Hoje o ato violento da polícia de Paris contra manifestantes argelinos, com seus 300 mortos, completa 50 anos, assim como ano passado outro massacre, qua aconteceu em 21 de março de 1960 na África do Sul, conhecido como "Massacre de Sharpeville" completou 50 anos.
Há certa semelhança entre os dois fatos. Em Joanesburgo a polícia abriu fogo contra milhares de manisfestantes negros que protestavam contra o Apartheid (a discriminatória Lei de Passe, criada pelos brancos, conhecidos como Africâners). Em Paris a polícia fez o mesmo com milhares de argelinos que lutavam para protestar contra os numerosos atos de violência cometidos pela polícia contra a comunidade argelina, e também para lutar por uma Argélia livre de seu colonizador (os franceses.)
Não sei se as semelhanças terminam aí, uma vez que a manifestação sul-africana foi pacífica e, o que chegou até nós sobre o massacre de Paris foi que os argelinos eram terroristas e que praticavam inúmeros casos de violência contra os franceses.
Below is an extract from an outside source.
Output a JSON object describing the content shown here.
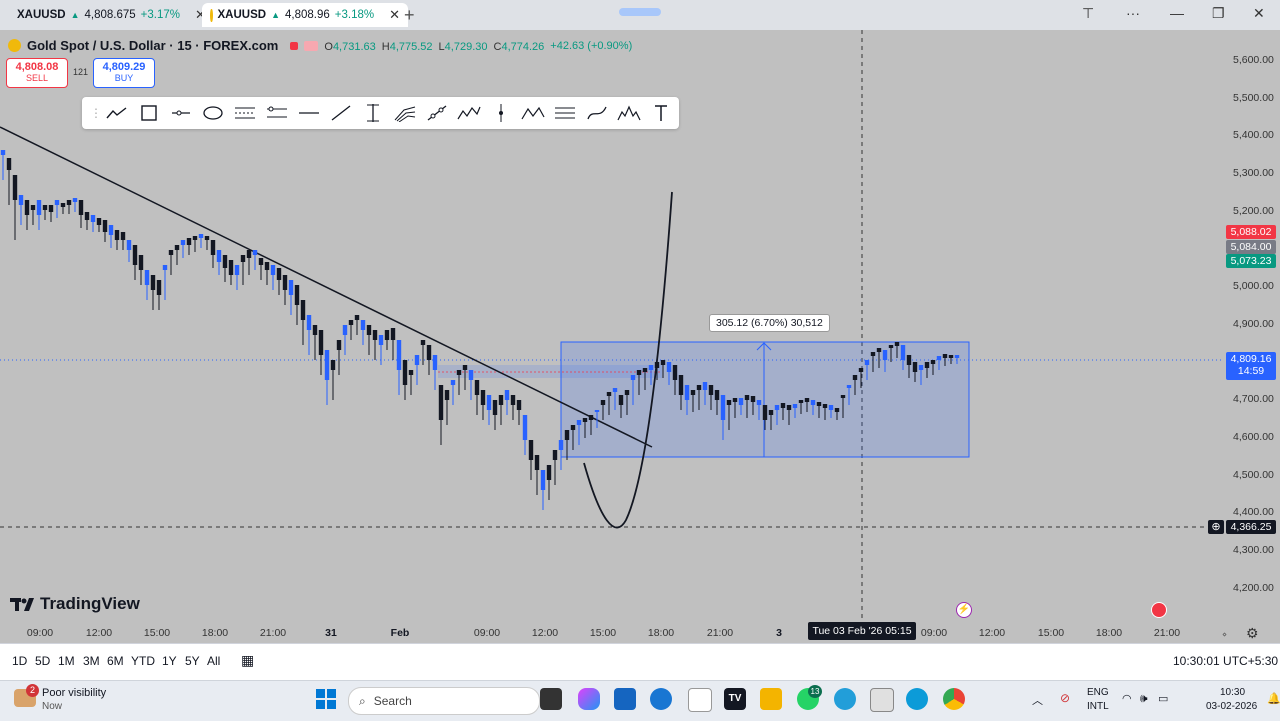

As informações que conhecemos nos foram dadas pelas fontes do governo que, em pouco tempo "enterrou" o assunto, portanto não podemos saber o que é verdade.
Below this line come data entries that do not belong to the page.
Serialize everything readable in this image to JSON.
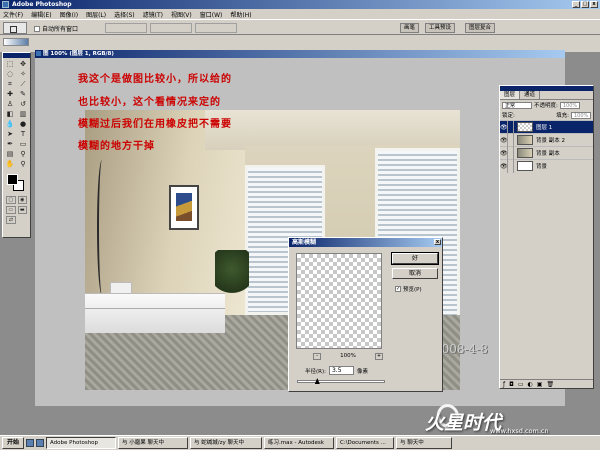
{
  "app": {
    "title": "Adobe Photoshop"
  },
  "menu": [
    "文件(F)",
    "编辑(E)",
    "图像(I)",
    "图层(L)",
    "选择(S)",
    "滤镜(T)",
    "视图(V)",
    "窗口(W)",
    "帮助(H)"
  ],
  "options": {
    "auto_select_label": "自动所有窗口",
    "palette_wells": [
      "画笔",
      "工具预设",
      "图层复合"
    ]
  },
  "document": {
    "title": "图 100% (图层 1, RGB/8)"
  },
  "notes": [
    "我这个是做图比较小，所以给的",
    "也比较小，这个看情况来定的",
    "模糊过后我们在用橡皮把不需要",
    "模糊的地方干掉"
  ],
  "signature": "陈燕2008-4-8",
  "layers_panel": {
    "tabs": [
      "图层",
      "通道"
    ],
    "blend_mode": "正常",
    "opacity_label": "不透明度:",
    "opacity_value": "100%",
    "fill_label": "填充:",
    "fill_value": "100%",
    "lock_label": "锁定:",
    "layers": [
      {
        "name": "图层 1",
        "thumb": "checker",
        "active": true
      },
      {
        "name": "背景 副本 2",
        "thumb": "photo",
        "active": false
      },
      {
        "name": "背景 副本",
        "thumb": "photo",
        "active": false
      },
      {
        "name": "背景",
        "thumb": "white",
        "active": false
      }
    ]
  },
  "gaussian_blur": {
    "title": "高斯模糊",
    "ok_label": "好",
    "cancel_label": "取消",
    "preview_label": "预览(P)",
    "preview_checked": true,
    "zoom_value": "100%",
    "radius_label": "半径(R):",
    "radius_value": "3.5",
    "radius_unit": "像素",
    "radius_fraction": 0.2
  },
  "taskbar": {
    "start_label": "开始",
    "tasks": [
      "Adobe Photoshop",
      "与 小磨果 聊天中",
      "与 蛇缄城/zy 聊天中",
      "练习.max - Autodesk",
      "C:\\Documents ...",
      "与 聊天中"
    ]
  },
  "watermark": {
    "logo_text": "火星时代",
    "url": "www.hxsd.com.cn"
  },
  "colors": {
    "titlebar": "#0a246a",
    "note_text": "#cc0000",
    "panel_bg": "#d4d0c8"
  }
}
No final da tarde do dia 17 de outubro um grupo estimado entre 20 e 30 mil pessoas se encaminhou para o centro de Paris. Os organizadores pediram um ato pacífico, e que os manifestantes permanecessem calmos diante da provocação da polícia. As forças da polícia sob o comando de Maurice Papon.
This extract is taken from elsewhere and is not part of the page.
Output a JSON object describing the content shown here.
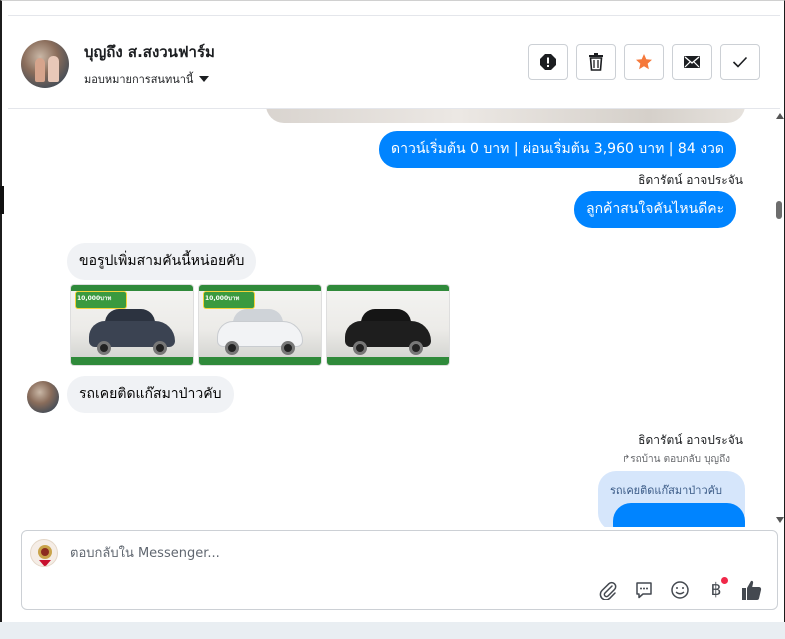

Papon apresentou-se como herói que estava apenas "defendendo Paris", sendo assim "uma missão pessoal de De Gaulle". O presidente De Gaulle tentava de todas as formas conter os protestos para a libertação da Argélia, o que gerou a "guerra suja", onde os dois lados empregavam muita violência. Muitos civis franceses morreram durante esse período, e foi esse medo que Papon explorou.
Os cadáveres foram jogados no Sena, enquanto muitos carros levavam vários manifestantes sobreviventes para a delegacia.
A imprensa da época retratava os argelinos como terroristas, uma ameaça à população francesa, o que fez com que o público não visse o massacre como um ato bárbaro, mas como uma ação necessária para a proteção dos franceses. Isso gerou a indiferença da população francesa, que só foi reforçada com o subsequente silêncio das autoridades. Os argelinos se tornaram uma espécie de "bode espiatório", assim como acontece hoje com os muçulmanos.
A política de Sarkozy não é muito diferente da de De Gaulle, apenas os tempos mudaram, a Argélia não é mais colônia, e sob influência norte-americana a atenção se voltou para a população do Oriente Médio.
Após se tornar presidente, Sarkozy se esforçou em criar um Ministério da Imigração, da Integração e da Identidade
nacional, iniciativa que foi vista como uma ação para
isolar os muçulmanos franceses, fazendo crescer a xenofobia dos franceses, assim como há 50 anos.
Nicolas Sarkozy (aliás, ele mesmo filho de imigrantes!) segue calado sobre esse assunto. As poucas cidades que decidiram lembrar a data (Nanterre, Argenteuil, Asnières, Gennevilliers, Colombes, etc) eram o lar de muitos manifestantes. Isso acarretou a menifestação de alguns políticos como Jean-Christophe Fromantin, prefeito da cidade de Neully, que se recusa a participar.
"Cette commémoration n’a pas lieu d’être. Souvenons-nous que les
gens du FLN étaient des terroristes à l’époque. Coupables d’assassinats
de dizaines de milliers de harkis et d’attentats contre nos forces de
police. C’est trop facile de transformer l’histoire cinquante ans après" (Essa comemoração não deveria acontecer. Lembremos que os integrantes do FLN - Front de Libération National - eram terroristas. Culpados de milhares de assassinatos de harkis e atentados contra a polícia. É muito fácil transformar a história 50 anos depois.) disse Nicole Goueta, ex-prefeita de Colombes e conselheira geral des Hauts-de-Seine.
Muito além da comemoração (ou não) da data está a discussão sobre as políticas dos "países ricos" contra todos aqueles que vêm "fazer o mal" contra a sociedade européia/americana, e como essa política desenvolve a xenofobia na população em geral. Nós brasileiros, latino-americanos em geral, também sofremos com esse tipo de política. As pessoas, apenas por terem a "infelicidade" de pertencer a uma determinada "raça" devem sofrer as consequências?